Of more than 500 quakes hitting Kyushu since Thursday, more than 70 have been at least a four on Japan's intensity scale, strong enough to shake buildings.

Desperate search

The Kumamoto region is an important manufacturing hub and home to Japan's only operating nuclear station.

Chief Cabinet Secretary Yoshihide Suga said the government would “take all the necessary measures” to support companies affected by the disaster and the broader economy, including tapping into reserve funds of 350 billion yen ($3.22 billion).

Abe said a sales tax increase next year would go ahead barring a financial crisis or major natural disaster, without elaborating on whether the quakes qualified as such a disaster.

On the stock market, Sony Corp. and Toyota Motor led the sharp falls among manufacturers, dropping 6.8% and 4.8% respectively. Nissan Motor and Honda Motor both lost about 3%. Insurers and utilities were also sold, with nuclear plant operator Kyushu Electric Power slumping nearly 8%.

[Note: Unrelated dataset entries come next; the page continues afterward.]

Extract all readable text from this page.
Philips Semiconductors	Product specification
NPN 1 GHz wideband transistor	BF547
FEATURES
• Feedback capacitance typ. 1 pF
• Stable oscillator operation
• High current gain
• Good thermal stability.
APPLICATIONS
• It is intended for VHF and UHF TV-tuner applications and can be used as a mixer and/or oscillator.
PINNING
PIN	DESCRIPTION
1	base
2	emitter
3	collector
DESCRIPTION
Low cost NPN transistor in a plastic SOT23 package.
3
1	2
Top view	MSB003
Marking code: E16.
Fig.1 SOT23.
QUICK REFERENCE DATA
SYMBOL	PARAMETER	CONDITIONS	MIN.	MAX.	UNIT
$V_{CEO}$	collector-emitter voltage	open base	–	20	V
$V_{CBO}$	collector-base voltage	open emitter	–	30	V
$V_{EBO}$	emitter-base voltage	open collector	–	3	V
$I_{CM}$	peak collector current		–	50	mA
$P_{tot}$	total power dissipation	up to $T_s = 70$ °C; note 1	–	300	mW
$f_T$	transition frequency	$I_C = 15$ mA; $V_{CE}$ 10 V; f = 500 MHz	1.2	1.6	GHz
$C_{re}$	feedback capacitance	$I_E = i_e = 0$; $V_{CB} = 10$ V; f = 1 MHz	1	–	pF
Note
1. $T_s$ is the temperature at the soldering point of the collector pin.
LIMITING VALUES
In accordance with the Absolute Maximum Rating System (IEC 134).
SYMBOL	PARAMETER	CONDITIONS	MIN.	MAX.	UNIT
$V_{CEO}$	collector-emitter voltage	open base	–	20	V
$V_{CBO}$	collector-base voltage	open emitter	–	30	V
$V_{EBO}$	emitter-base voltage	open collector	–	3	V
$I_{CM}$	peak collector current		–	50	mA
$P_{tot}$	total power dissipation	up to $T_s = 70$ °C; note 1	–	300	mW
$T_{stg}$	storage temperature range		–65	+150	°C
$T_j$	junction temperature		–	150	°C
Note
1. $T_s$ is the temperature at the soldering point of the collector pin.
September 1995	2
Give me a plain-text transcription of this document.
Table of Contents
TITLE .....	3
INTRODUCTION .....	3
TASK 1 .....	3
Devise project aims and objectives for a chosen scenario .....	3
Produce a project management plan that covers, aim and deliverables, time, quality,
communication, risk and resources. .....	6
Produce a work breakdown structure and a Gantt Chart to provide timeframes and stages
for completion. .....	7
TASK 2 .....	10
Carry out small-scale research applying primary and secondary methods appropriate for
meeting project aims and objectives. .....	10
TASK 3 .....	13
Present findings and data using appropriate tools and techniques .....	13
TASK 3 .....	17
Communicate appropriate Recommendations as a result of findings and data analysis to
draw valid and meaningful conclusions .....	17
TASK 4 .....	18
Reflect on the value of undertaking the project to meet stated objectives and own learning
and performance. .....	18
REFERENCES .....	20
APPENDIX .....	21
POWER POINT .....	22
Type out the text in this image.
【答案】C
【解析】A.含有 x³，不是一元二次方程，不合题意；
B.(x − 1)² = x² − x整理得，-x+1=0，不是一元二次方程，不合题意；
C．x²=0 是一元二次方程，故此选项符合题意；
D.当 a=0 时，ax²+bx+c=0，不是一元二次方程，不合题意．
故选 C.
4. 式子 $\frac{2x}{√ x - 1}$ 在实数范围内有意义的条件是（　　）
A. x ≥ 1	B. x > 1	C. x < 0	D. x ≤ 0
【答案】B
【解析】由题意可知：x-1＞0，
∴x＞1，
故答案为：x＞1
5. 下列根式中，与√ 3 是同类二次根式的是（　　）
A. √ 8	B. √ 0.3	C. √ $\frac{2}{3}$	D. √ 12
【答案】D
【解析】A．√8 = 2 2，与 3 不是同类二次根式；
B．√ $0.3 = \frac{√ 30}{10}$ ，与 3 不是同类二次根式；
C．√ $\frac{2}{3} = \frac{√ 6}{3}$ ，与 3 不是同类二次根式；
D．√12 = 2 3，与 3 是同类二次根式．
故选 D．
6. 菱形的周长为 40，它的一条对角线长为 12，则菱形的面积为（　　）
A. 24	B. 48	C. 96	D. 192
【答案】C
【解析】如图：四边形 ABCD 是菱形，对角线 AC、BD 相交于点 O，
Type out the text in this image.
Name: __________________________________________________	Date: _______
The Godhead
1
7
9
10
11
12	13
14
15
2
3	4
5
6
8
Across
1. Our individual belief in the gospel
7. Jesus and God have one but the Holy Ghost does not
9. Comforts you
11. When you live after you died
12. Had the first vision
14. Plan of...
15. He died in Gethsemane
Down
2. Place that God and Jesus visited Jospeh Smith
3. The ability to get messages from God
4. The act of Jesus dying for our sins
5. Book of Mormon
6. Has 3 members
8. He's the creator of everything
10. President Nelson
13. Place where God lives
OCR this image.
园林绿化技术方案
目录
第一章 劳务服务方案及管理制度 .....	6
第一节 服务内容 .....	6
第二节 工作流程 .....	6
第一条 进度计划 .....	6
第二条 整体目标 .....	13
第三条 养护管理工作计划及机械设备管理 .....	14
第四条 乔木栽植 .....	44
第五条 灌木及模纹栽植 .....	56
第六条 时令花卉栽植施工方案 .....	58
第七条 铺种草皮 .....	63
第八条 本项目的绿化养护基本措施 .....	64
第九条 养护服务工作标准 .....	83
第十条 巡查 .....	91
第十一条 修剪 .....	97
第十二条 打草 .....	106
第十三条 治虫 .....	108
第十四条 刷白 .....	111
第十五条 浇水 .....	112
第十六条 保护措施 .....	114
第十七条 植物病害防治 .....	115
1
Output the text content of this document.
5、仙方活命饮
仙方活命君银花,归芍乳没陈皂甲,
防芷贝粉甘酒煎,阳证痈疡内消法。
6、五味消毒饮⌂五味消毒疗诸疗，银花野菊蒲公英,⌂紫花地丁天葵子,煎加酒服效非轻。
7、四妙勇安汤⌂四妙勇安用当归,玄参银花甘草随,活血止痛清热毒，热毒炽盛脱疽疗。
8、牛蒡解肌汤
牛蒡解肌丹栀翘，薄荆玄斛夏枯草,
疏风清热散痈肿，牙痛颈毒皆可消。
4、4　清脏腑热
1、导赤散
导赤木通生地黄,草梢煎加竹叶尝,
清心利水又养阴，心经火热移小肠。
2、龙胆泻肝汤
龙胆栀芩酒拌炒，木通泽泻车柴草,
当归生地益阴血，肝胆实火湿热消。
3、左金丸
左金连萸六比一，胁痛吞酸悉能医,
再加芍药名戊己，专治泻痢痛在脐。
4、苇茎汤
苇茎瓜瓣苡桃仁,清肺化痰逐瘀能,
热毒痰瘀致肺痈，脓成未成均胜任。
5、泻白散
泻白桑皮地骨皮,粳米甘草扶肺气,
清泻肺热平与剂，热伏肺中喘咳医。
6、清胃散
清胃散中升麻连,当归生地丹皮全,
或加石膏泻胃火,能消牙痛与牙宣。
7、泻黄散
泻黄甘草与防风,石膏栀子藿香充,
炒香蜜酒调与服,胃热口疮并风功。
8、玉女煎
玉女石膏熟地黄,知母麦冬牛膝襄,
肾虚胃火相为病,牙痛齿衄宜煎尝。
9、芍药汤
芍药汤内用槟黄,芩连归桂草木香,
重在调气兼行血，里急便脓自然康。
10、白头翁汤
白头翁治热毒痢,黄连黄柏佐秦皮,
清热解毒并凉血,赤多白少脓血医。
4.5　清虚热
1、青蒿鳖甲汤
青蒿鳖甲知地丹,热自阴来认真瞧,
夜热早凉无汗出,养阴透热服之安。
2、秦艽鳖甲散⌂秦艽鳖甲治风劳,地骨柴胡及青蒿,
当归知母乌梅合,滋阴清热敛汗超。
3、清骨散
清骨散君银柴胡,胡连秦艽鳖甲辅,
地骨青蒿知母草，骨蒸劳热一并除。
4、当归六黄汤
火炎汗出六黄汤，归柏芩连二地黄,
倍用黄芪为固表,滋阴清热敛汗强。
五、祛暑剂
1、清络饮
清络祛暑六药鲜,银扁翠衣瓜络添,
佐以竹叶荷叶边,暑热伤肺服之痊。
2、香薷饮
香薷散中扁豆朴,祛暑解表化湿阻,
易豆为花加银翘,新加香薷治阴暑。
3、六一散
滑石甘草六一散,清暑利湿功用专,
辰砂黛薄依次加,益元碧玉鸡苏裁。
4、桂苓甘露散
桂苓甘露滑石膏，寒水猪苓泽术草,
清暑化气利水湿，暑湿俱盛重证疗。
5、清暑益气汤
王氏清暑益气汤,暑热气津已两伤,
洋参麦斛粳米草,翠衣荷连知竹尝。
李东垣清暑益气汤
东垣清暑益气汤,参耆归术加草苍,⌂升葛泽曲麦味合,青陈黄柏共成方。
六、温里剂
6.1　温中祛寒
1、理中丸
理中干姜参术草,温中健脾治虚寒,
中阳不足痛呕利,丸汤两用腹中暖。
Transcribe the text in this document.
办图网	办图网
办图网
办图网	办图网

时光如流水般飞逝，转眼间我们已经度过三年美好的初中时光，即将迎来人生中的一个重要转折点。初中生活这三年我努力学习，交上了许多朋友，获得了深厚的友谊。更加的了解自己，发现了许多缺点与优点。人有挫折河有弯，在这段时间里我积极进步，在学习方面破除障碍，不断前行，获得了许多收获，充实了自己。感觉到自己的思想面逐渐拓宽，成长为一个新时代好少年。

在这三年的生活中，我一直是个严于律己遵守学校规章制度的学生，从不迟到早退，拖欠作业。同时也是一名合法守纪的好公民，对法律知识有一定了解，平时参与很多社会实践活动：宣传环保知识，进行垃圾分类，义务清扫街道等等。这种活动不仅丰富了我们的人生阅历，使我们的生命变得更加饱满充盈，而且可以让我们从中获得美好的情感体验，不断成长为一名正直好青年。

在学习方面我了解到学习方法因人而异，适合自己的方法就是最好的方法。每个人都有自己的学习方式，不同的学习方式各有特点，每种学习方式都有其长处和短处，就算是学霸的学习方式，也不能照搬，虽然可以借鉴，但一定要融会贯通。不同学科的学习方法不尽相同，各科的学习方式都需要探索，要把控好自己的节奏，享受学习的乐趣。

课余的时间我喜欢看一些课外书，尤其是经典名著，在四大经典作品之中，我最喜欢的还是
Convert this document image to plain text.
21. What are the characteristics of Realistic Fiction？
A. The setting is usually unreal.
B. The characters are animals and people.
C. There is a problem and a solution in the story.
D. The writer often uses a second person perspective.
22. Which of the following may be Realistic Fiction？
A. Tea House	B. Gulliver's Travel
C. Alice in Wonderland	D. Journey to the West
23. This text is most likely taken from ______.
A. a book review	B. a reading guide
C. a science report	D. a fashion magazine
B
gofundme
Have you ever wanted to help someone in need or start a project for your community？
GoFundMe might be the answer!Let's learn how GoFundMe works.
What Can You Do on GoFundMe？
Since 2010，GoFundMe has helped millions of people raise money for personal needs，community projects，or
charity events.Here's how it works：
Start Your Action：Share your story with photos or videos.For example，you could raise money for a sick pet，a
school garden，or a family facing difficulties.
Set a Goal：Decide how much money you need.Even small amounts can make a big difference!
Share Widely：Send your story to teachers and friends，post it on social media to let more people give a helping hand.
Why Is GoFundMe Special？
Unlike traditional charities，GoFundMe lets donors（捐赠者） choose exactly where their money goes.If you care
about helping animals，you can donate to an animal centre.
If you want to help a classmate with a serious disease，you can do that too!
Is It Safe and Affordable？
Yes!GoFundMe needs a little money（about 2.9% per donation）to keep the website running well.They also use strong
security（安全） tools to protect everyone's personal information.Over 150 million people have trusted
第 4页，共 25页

Automotive chipmaker Renesas Electronics said earlier the aftershocks were keeping it from installing replacement equipment at a quake-hit plant. A Renesas plant in Kumamoto produces microcontroller chips used by many global auto makers.

Toyota said it would suspend production at plants across Japan after the quakes disrupted its supply chain. The company's North American operations and suppliers so far are not affected, a spokesman told Reuters by email, and Ford Motor Co. said there had been no impact yet on its global operations.

Electronics giant Sony said its Kumamoto image sensors plant would remain suspended. One of the company's major customers for the sensors is Apple Inc. Honda said production at its motorcycle plant in southern Japan would remain suspended through Friday.

Numerous aftershocks have rattled the region with one of 5.8 magnitude on Monday evening. There were no immediate reports of new damage or injuries.

The Kumamoto government said 42 people had been killed and nine were missing.

Thirty three people have been confirmed dead in Saturday's quake and nine in the smaller tremor just over 24 hours earlier. The government said about 190 of the injured were in serious condition and some 110,000 people had been displaced.

Rescuers digging with their bare hands dragged some elderly survivors, still in pajamas, out of the rubble and onto makeshift stretchers made of tatami mats.

“We can't take a bath, we don't have any clothes to change into — we just have what we ran out in,” a woman at one evacuation center told TBS television.

Public broadcaster NHK showed footage of forests and rice fields torn apart by the quake, saying one 31 mile strip shifted almost 6 feet sideways.

Quakes are common in Japan, part of the seismically active “Ring of Fire” which sweeps from the South Pacific islands, up through Indonesia, Japan, across to Alaska and down the west coast of North, Central and South America.

On the other side of the Pacific this weekend, Ecuador's biggest earthquake in decades killed at least 350 people, caused devastation in coastal towns and left an unknown number trapped in ruins.

A 9 magnitude quake and tsunami in northern Japan in March 2011 caused the worst nuclear crisis since Chernobyl in 1986, shutting down the nuclear industry for safety checks and sending radiation spewing across the countryside.

Nearly 20,000 people were killed in the 2011 tsunami.